After studying various weather forecasts, Annie and I decided to motor sail to the top of the gulf to Navplion on Friday, to be out of reach of the cyclone as it tracked back from Italy, crossing just south of the Peloponnese. We tied up to the town jetty at 12 pm just before a crowd of boats came in looking for shelter.
The harbour in Navplion was crowded, with yachts crashing into one another to tie up to the wharf which was in the teeth of a 20 knot northwester. In the melee, our portside primary winch overwound with a mooring line, bending the stripper arm, imploding the stripper arm support and twisting the three screws. We cast off in a squall at 6pm and anchored in the big outer bay of the harbour, as a swing anchor under these conditions is infinitely safer than being tied on to a concrete wharf. We had a peaceful night.
First thing on Saturday morning I got onto the web to search for Harken 46 self-tailing winch parts, as we could not set sail without a working primary winch. A call to Yannis at Tecrep Marine in Piraeus harbour confirmed that he had the parts, so Michelle who was still in Athens, kindly took a train down to the harbour to collect the parts. Next thing, the Coast Guard arrives to tell us and some other yachts on anchor, we are not allowed to anchor where we are, but should tie up at the wharf – clearly more concerned with rules than safety. It was quite tricky backing into the wharf in 18 knots of cross wind and the rain bucketing down.
Saturday 5pm and the wind from the northeast has built up to 30 knots and it is mayhem with all the yachts tied up to the concrete wharf, bouncing off the wharf and into one another. The two yachts tied up next to us drag their anchors and crash into us, before casting off from the wharf. Take 2: At 6pm we cast off again crashing into the next boat in line on our port side, before anchoring again in the harbour, with a mooring line fouled in our prop. The wind now gusts at 40 knots, double the predicted wind strength, with rain squalls so heavy, visibility is down to 50 metres. I am cursing the Coast Guard and the Harbour Police – we should have stayed at anchor in the harbour. The wind spray off the water is sometimes heavier than the rain.

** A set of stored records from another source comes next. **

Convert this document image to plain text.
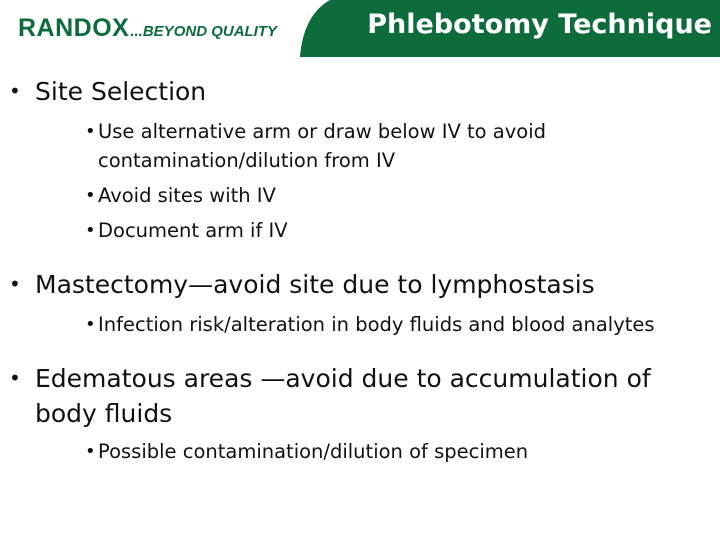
RANDOX ...BEYOND QUALITY	Phlebotomy Technique
• Site Selection
• Use alternative arm or draw below IV to avoid contamination/dilution from IV
• Avoid sites with IV
• Document arm if IV
• Mastectomy—avoid site due to lymphostasis
• Infection risk/alteration in body fluids and blood analytes
• Edematous areas —avoid due to accumulation of body fluids
• Possible contamination/dilution of specimen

All our sailing gear and clothes are drenched at this stage, so Annie and I take turns in our cossies and lifejackets to keep watch until 10pm, when the wind starts to drop. By 11pm we are able to sit down with a stiff whisky and by midnight we have tidied up the boat and hit the sack as the wind has dropped to 5 knots. Sunday morning, we wake up to a flat sea and a steady drizzle – we have survived Cyclone Xenophon (also called Zorba by some) and celebrate this with a strong coffee and rusks. Cheers for now.